The tools used in the project:
SQL and Python, Pandas, Matplotlib and Seaborn
The data is stored in database, in order to understand the data, I extracted all the data from three tables using SQL, I then use Pandas to analyze and understand how the three tables are related.

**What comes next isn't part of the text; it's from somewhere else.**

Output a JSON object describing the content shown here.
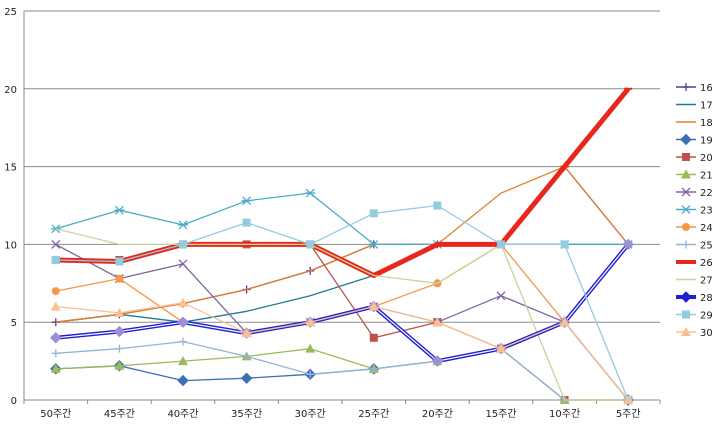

I discovered the following:
The SQL query to extra data
Saved as 'results.csv'
Data Description:
# loading data in pandas and display first 5 rows
import pandas as pd
df=pd.read_csv('results.csv')
df.head()
year | city | country | avg_temp | avg_temp_global | |
---|---|---|---|---|---|
0 | 1820 | Xian | China | 9.55 | 7.62 |
1 | 1821 | Xian | China | 11.12 | 8.09 |
2 | 1822 | Xian | China | 11.16 | 8.19 |
3 | 1823 | Xian | China | 11.76 | 7.72 |
4 | 1824 | Xian | China | NaN | 8.55 |
# display last 5 rows
df.tail()
year | city | country | avg_temp | avg_temp_global | |
---|---|---|---|---|---|
189 | 2009 | Xian | China | 12.53 | 9.51 |
190 | 2010 | Xian | China | 12.59 | 9.70 |
191 | 2011 | Xian | China | 12.08 | 9.52 |
192 | 2012 | Xian | China | 11.90 | 9.51 |
193 | 2013 | Xian | China | 14.46 | 9.61 |
# rename 'avg_temp'
df.rename({'avg_temp':'avg_temp_xian'},axis=1,inplace=True)

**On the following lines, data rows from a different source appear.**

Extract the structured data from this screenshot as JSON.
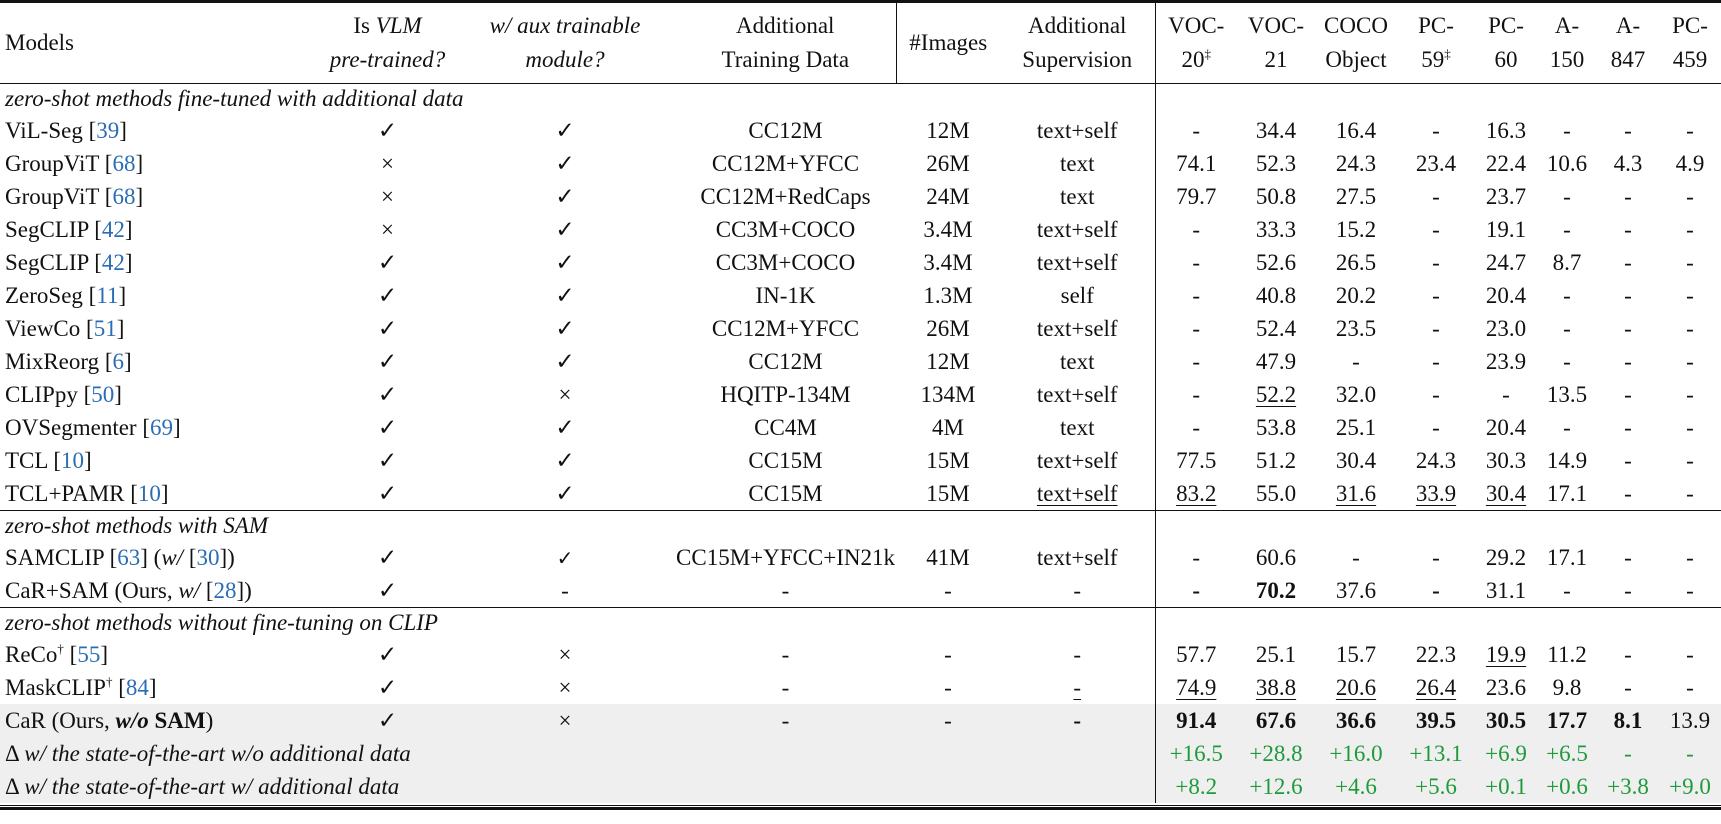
{
  "header": [
    {
      "lines": [
        [
          {
            "t": "Models"
          }
        ]
      ],
      "align": "left"
    },
    {
      "lines": [
        [
          {
            "t": "Is "
          },
          {
            "t": "VLM",
            "s": "i"
          }
        ],
        [
          {
            "t": "pre-trained?",
            "s": "i"
          }
        ]
      ]
    },
    {
      "lines": [
        [
          {
            "t": "w/ aux trainable",
            "s": "i"
          }
        ],
        [
          {
            "t": "module?",
            "s": "i"
          }
        ]
      ]
    },
    {
      "lines": [
        [
          {
            "t": "Additional"
          }
        ],
        [
          {
            "t": "Training Data"
          }
        ]
      ]
    },
    {
      "lines": [
        [
          {
            "t": "#Images"
          }
        ]
      ]
    },
    {
      "lines": [
        [
          {
            "t": "Additional"
          }
        ],
        [
          {
            "t": "Supervision"
          }
        ]
      ]
    },
    {
      "lines": [
        [
          {
            "t": "VOC-"
          }
        ],
        [
          {
            "t": "20"
          },
          {
            "t": "‡",
            "s": "sup"
          }
        ]
      ]
    },
    {
      "lines": [
        [
          {
            "t": "VOC-"
          }
        ],
        [
          {
            "t": "21"
          }
        ]
      ]
    },
    {
      "lines": [
        [
          {
            "t": "COCO"
          }
        ],
        [
          {
            "t": "Object"
          }
        ]
      ]
    },
    {
      "lines": [
        [
          {
            "t": "PC-"
          }
        ],
        [
          {
            "t": "59"
          },
          {
            "t": "‡",
            "s": "sup"
          }
        ]
      ]
    },
    {
      "lines": [
        [
          {
            "t": "PC-"
          }
        ],
        [
          {
            "t": "60"
          }
        ]
      ]
    },
    {
      "lines": [
        [
          {
            "t": "A-"
          }
        ],
        [
          {
            "t": "150"
          }
        ]
      ]
    },
    {
      "lines": [
        [
          {
            "t": "A-"
          }
        ],
        [
          {
            "t": "847"
          }
        ]
      ]
    },
    {
      "lines": [
        [
          {
            "t": "PC-"
          }
        ],
        [
          {
            "t": "459"
          }
        ]
      ]
    }
  ],
  "marks": {
    "check": "✓",
    "cross": "×"
  },
  "colors": {
    "citation": "#2a6db5",
    "delta": "#1f9a3a",
    "highlight_row": "#efefef"
  },
  "sections": [
    {
      "label": "zero-shot methods fine-tuned with additional data",
      "rows": [
        {
          "model": [
            {
              "t": "ViL-Seg ["
            },
            {
              "t": "39",
              "s": "cite"
            },
            {
              "t": "]"
            }
          ],
          "cells": [
            "✓",
            "✓",
            "CC12M",
            "12M",
            "text+self",
            "-",
            "34.4",
            "16.4",
            "-",
            "16.3",
            "-",
            "-",
            "-"
          ]
        },
        {
          "model": [
            {
              "t": "GroupViT ["
            },
            {
              "t": "68",
              "s": "cite"
            },
            {
              "t": "]"
            }
          ],
          "cells": [
            "×",
            "✓",
            "CC12M+YFCC",
            "26M",
            "text",
            "74.1",
            "52.3",
            "24.3",
            "23.4",
            "22.4",
            "10.6",
            "4.3",
            "4.9"
          ]
        },
        {
          "model": [
            {
              "t": "GroupViT ["
            },
            {
              "t": "68",
              "s": "cite"
            },
            {
              "t": "]"
            }
          ],
          "cells": [
            "×",
            "✓",
            "CC12M+RedCaps",
            "24M",
            "text",
            "79.7",
            "50.8",
            "27.5",
            "-",
            "23.7",
            "-",
            "-",
            "-"
          ]
        },
        {
          "model": [
            {
              "t": "SegCLIP ["
            },
            {
              "t": "42",
              "s": "cite"
            },
            {
              "t": "]"
            }
          ],
          "cells": [
            "×",
            "✓",
            "CC3M+COCO",
            "3.4M",
            "text+self",
            "-",
            "33.3",
            "15.2",
            "-",
            "19.1",
            "-",
            "-",
            "-"
          ]
        },
        {
          "model": [
            {
              "t": "SegCLIP ["
            },
            {
              "t": "42",
              "s": "cite"
            },
            {
              "t": "]"
            }
          ],
          "cells": [
            "✓",
            "✓",
            "CC3M+COCO",
            "3.4M",
            "text+self",
            "-",
            "52.6",
            "26.5",
            "-",
            "24.7",
            "8.7",
            "-",
            "-"
          ]
        },
        {
          "model": [
            {
              "t": "ZeroSeg ["
            },
            {
              "t": "11",
              "s": "cite"
            },
            {
              "t": "]"
            }
          ],
          "cells": [
            "✓",
            "✓",
            "IN-1K",
            "1.3M",
            "self",
            "-",
            "40.8",
            "20.2",
            "-",
            "20.4",
            "-",
            "-",
            "-"
          ]
        },
        {
          "model": [
            {
              "t": "ViewCo ["
            },
            {
              "t": "51",
              "s": "cite"
            },
            {
              "t": "]"
            }
          ],
          "cells": [
            "✓",
            "✓",
            "CC12M+YFCC",
            "26M",
            "text+self",
            "-",
            "52.4",
            "23.5",
            "-",
            "23.0",
            "-",
            "-",
            "-"
          ]
        },
        {
          "model": [
            {
              "t": "MixReorg ["
            },
            {
              "t": "6",
              "s": "cite"
            },
            {
              "t": "]"
            }
          ],
          "cells": [
            "✓",
            "✓",
            "CC12M",
            "12M",
            "text",
            "-",
            "47.9",
            "-",
            "-",
            "23.9",
            "-",
            "-",
            "-"
          ]
        },
        {
          "model": [
            {
              "t": "CLIPpy ["
            },
            {
              "t": "50",
              "s": "cite"
            },
            {
              "t": "]"
            }
          ],
          "cells": [
            "✓",
            "×",
            "HQITP-134M",
            "134M",
            "text+self",
            "-",
            "52.2",
            "32.0",
            "-",
            "-",
            "13.5",
            "-",
            "-"
          ],
          "underline": [
            7
          ]
        },
        {
          "model": [
            {
              "t": "OVSegmenter ["
            },
            {
              "t": "69",
              "s": "cite"
            },
            {
              "t": "]"
            }
          ],
          "cells": [
            "✓",
            "✓",
            "CC4M",
            "4M",
            "text",
            "-",
            "53.8",
            "25.1",
            "-",
            "20.4",
            "-",
            "-",
            "-"
          ]
        },
        {
          "model": [
            {
              "t": "TCL ["
            },
            {
              "t": "10",
              "s": "cite"
            },
            {
              "t": "]"
            }
          ],
          "cells": [
            "✓",
            "✓",
            "CC15M",
            "15M",
            "text+self",
            "77.5",
            "51.2",
            "30.4",
            "24.3",
            "30.3",
            "14.9",
            "-",
            "-"
          ]
        },
        {
          "model": [
            {
              "t": "TCL+PAMR ["
            },
            {
              "t": "10",
              "s": "cite"
            },
            {
              "t": "]"
            }
          ],
          "cells": [
            "✓",
            "✓",
            "CC15M",
            "15M",
            "text+self",
            "83.2",
            "55.0",
            "31.6",
            "33.9",
            "30.4",
            "17.1",
            "-",
            "-"
          ],
          "underline": [
            5,
            6,
            8,
            9,
            10
          ]
        }
      ]
    },
    {
      "label": "zero-shot methods with SAM",
      "rows": [
        {
          "model": [
            {
              "t": "SAMCLIP ["
            },
            {
              "t": "63",
              "s": "cite"
            },
            {
              "t": "] ("
            },
            {
              "t": "w/",
              "s": "i"
            },
            {
              "t": " ["
            },
            {
              "t": "30",
              "s": "cite"
            },
            {
              "t": "])"
            }
          ],
          "cells": [
            "✓",
            "✓",
            "CC15M+YFCC+IN21k",
            "41M",
            "text+self",
            "-",
            "60.6",
            "-",
            "-",
            "29.2",
            "17.1",
            "-",
            "-"
          ],
          "small": [
            2
          ]
        },
        {
          "model": [
            {
              "t": "CaR+SAM (Ours, "
            },
            {
              "t": "w/",
              "s": "i"
            },
            {
              "t": " ["
            },
            {
              "t": "28",
              "s": "cite"
            },
            {
              "t": "])"
            }
          ],
          "cells": [
            "✓",
            "-",
            "-",
            "-",
            "-",
            "-",
            "70.2",
            "37.6",
            "-",
            "31.1",
            "-",
            "-",
            "-"
          ],
          "bold": [
            6,
            7,
            9
          ]
        }
      ]
    },
    {
      "label": "zero-shot methods without fine-tuning on CLIP",
      "rows": [
        {
          "model": [
            {
              "t": "ReCo"
            },
            {
              "t": "†",
              "s": "sup"
            },
            {
              "t": " ["
            },
            {
              "t": "55",
              "s": "cite"
            },
            {
              "t": "]"
            }
          ],
          "cells": [
            "✓",
            "×",
            "-",
            "-",
            "-",
            "57.7",
            "25.1",
            "15.7",
            "22.3",
            "19.9",
            "11.2",
            "-",
            "-"
          ],
          "underline": [
            10
          ]
        },
        {
          "model": [
            {
              "t": "MaskCLIP"
            },
            {
              "t": "†",
              "s": "sup"
            },
            {
              "t": " ["
            },
            {
              "t": "84",
              "s": "cite"
            },
            {
              "t": "]"
            }
          ],
          "cells": [
            "✓",
            "×",
            "-",
            "-",
            "-",
            "74.9",
            "38.8",
            "20.6",
            "26.4",
            "23.6",
            "9.8",
            "-",
            "-"
          ],
          "underline": [
            5,
            6,
            7,
            8,
            9
          ]
        },
        {
          "model": [
            {
              "t": "CaR (Ours, "
            },
            {
              "t": "w/o",
              "s": "bi"
            },
            {
              "t": " "
            },
            {
              "t": "SAM",
              "s": "b"
            },
            {
              "t": ")"
            }
          ],
          "cells": [
            "✓",
            "×",
            "-",
            "-",
            "-",
            "91.4",
            "67.6",
            "36.6",
            "39.5",
            "30.5",
            "17.7",
            "8.1",
            "13.9"
          ],
          "bold": [
            5,
            6,
            7,
            8,
            9,
            10,
            11,
            12
          ],
          "highlight": true
        }
      ]
    }
  ],
  "delta_rows": [
    {
      "label": [
        {
          "t": "Δ "
        },
        {
          "t": "w/ the state-of-the-art w/o additional data",
          "s": "i"
        }
      ],
      "cells": [
        "+16.5",
        "+28.8",
        "+16.0",
        "+13.1",
        "+6.9",
        "+6.5",
        "-",
        "-"
      ]
    },
    {
      "label": [
        {
          "t": "Δ "
        },
        {
          "t": "w/ the state-of-the-art w/ additional data",
          "s": "i"
        }
      ],
      "cells": [
        "+8.2",
        "+12.6",
        "+4.6",
        "+5.6",
        "+0.1",
        "+0.6",
        "+3.8",
        "+9.0"
      ]
    }
  ]
}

# set column 'year' as index
df.index=df['year']
# delete unneccesary rows
df.drop(['year','city','country'],axis=1, inplace=True)
#check the result
df.head(5)
avg_temp_xian | avg_temp_global | |
---|---|---|
year | ||
1820 | 9.55 | 7.62 |
1821 | 11.12 | 8.09 |
1822 | 11.16 | 8.19 |
1823 | 11.76 | 7.72 |
1824 | NaN | 8.55 |
df.info()
<class 'pandas.core.frame.DataFrame'> Int64Index: 194 entries, 1820 to 2013 Data columns (total 2 columns): avg_temp_xian 179 non-null float64 avg_temp_global 194 non-null float64 dtypes: float64(2) memory usage: 4.5 KB
# Check sum of NaN data
df.isnull().sum()
avg_temp_xian 15 avg_temp_global 0 dtype: int64
# Drop null since there is less then 10% of the data
df.dropna(inplace=True)
# Calculating 7-year moving average for xian and global data and make it new columns
df['moving_avg_xian']=df['avg_temp_xian'].rolling(window=7).mean()
df['moving_avg_global']=df['avg_temp_global'].rolling(window=7).mean()
df.head(10)
avg_temp_xian | avg_temp_global | moving_avg_xian | moving_avg_global | |
---|---|---|---|---|
year | ||||
1820 | 9.55 | 7.62 | NaN | NaN |
1821 | 11.12 | 8.09 | NaN | NaN |
1822 | 11.16 | 8.19 | NaN | NaN |
1823 | 11.76 | 7.72 | NaN | NaN |
1837 | 21.19 | 7.38 | NaN | NaN |
1840 | 10.81 | 7.80 | NaN | NaN |
1841 | 10.26 | 7.69 | 12.264286 | 7.784286 |
1842 | 11.05 | 8.02 | 12.478571 | 7.841429 |
1843 | 11.12 | 8.17 | 12.478571 | 7.852857 |
1844 | 11.01 | 7.65 | 12.457143 | 7.775714 |
import matplotlib.pyplot as plt
%matplotlib inline
import seaborn as sns
sns.set(style='darkgrid', context='talk', palette='Dark2')
fig,ax = plt.subplots(figsize=(16,8))
ax.plot(df['moving_avg_xian'], label='Xian Weather Trends')
ax.plot(df['moving_avg_global'], label='Global Weather Trends')
ax.legend(loc='best')
ax.set_xlabel('Year')
ax.set_ylabel('Temparature')
ax.set_title('Weather Trends')
Text(0.5, 1.0, 'Weather Trends')
In this project, I analyzed the weather trend using temperature data for Xi’an and Global from the year 1820 to 2013. We can conclude that Xi'an is a hotter place and has higher fluctuation on the weather compared with global average. However, the temperature for both Xian and global are increasing over years and particularly, it is increasing at higher rate in recent years. Furthermore, based on historical trends, we can predict that the future trend will be continuely increasing at higher rate; Our world is facing climate change and protecting the environment is very important.
Further Notes: This project is mainly focused on EDA (Exploratory Data Analysis). To precisely predict the future trends, a robust data prediction model is needed, but this is beyond the purpose of this projects. In my other projects, there will be machine learning, data modeling and predictions.